In Turkey’s Antakya, the city hit hardest by the 7.8-magnitude quake, hundreds wait painfully to see if their relatives are retrieved – dead or alive.

“We don’t know. The rescuers say that they’re dead, but we’re not sure,” said Antakya resident Hatice Karabiber.

“If rescue teams had come earlier, another family member would have been saved, but thank God anyway. It’s his justice and destiny,” said Beder Berekat, a Syrian refugee who fled to Turkey.

Meanwhile, the death toll from last week’s catastrophic quake continues to rise, surpassing 42,000 in both countries – the vast majority of them in Turkey.

Visiting the Turkish capital Ankara, where he met with Turkey’s foreign minister, NATO chief Jens Stoltenberg saluted the country’s courage in the wake of the disaster: “This is the deadliest natural disaster on alliance territory since the foundation of NATO,” he said.

“On behalf of NATO, I offer my deepest condolences to the Turkish people and the families, and the loved ones of all those who lost their lives or were injured.”

As for Syria, where the areas hit the worst by the quake are under rebel control, the complete picture is a lot less clear.

“So far, what we know is that the death toll has exceeded 6,000 in Syria. We’re hoping that this number will not increase by much, but from what we’re seeing, what we’re hearing, the devastation of that earthquake is really not giving us a lot of hope that this will be the end of it,” said Muhannad Hadi, the UN regional humanitarian coordinator for the Syrian crisis.

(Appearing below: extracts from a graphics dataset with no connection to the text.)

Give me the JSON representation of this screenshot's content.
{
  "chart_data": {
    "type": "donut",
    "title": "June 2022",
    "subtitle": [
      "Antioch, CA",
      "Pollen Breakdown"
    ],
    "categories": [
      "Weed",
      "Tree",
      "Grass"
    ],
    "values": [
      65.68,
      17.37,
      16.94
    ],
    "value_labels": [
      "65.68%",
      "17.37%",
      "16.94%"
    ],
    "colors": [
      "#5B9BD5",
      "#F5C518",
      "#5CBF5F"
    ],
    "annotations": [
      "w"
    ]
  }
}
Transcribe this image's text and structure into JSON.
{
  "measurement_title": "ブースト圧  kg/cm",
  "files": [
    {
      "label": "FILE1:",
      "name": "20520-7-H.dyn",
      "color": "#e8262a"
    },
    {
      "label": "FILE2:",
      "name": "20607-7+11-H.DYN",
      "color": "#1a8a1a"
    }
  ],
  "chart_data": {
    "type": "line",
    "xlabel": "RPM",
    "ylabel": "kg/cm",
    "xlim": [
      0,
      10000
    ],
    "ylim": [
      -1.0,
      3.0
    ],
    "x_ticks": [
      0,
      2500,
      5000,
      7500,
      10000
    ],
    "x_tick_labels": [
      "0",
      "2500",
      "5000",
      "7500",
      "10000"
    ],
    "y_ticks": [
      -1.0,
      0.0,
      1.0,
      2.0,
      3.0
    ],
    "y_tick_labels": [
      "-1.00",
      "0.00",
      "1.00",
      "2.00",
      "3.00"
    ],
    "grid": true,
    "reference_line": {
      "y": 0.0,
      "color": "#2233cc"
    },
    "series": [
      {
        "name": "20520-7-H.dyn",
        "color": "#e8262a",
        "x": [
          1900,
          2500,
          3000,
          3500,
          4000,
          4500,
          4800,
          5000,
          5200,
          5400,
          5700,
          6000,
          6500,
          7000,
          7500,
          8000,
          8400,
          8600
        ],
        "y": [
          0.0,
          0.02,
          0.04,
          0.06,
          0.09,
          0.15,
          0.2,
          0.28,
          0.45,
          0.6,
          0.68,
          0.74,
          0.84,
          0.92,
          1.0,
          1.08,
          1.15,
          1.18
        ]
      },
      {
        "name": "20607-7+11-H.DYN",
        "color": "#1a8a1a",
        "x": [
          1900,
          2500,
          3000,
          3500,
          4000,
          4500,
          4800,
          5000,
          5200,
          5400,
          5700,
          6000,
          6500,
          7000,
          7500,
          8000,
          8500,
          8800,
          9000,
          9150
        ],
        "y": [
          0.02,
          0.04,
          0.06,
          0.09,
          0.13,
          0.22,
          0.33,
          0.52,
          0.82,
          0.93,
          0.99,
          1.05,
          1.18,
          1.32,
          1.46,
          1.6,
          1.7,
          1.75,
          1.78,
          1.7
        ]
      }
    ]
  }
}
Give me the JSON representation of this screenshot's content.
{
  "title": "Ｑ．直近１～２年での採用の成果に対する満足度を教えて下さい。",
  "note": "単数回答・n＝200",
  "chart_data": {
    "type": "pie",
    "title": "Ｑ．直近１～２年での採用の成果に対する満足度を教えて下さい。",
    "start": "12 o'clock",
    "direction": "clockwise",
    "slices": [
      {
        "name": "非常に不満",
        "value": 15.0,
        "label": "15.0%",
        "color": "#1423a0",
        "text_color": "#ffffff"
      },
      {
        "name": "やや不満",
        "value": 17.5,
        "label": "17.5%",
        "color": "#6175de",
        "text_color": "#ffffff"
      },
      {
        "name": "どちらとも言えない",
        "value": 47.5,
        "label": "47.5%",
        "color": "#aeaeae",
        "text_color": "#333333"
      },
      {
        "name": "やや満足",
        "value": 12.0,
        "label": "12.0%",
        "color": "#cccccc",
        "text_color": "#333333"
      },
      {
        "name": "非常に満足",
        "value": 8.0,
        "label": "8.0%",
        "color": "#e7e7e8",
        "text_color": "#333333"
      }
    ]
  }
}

Meanwhile, as more aid continues to pour into Turkey, onlookers at Istanbul’s airport applauded in gratitude as rescue teams from Greece and Japan headed back home after ending their search and rescue missions.

Turkey’s Foreign Minister Mevlut Cavusoglu said close to 8,000 rescue and aid workers from 74 countries were still assisting Turkish teams in their efforts – efforts that are not expected to end anytime soon.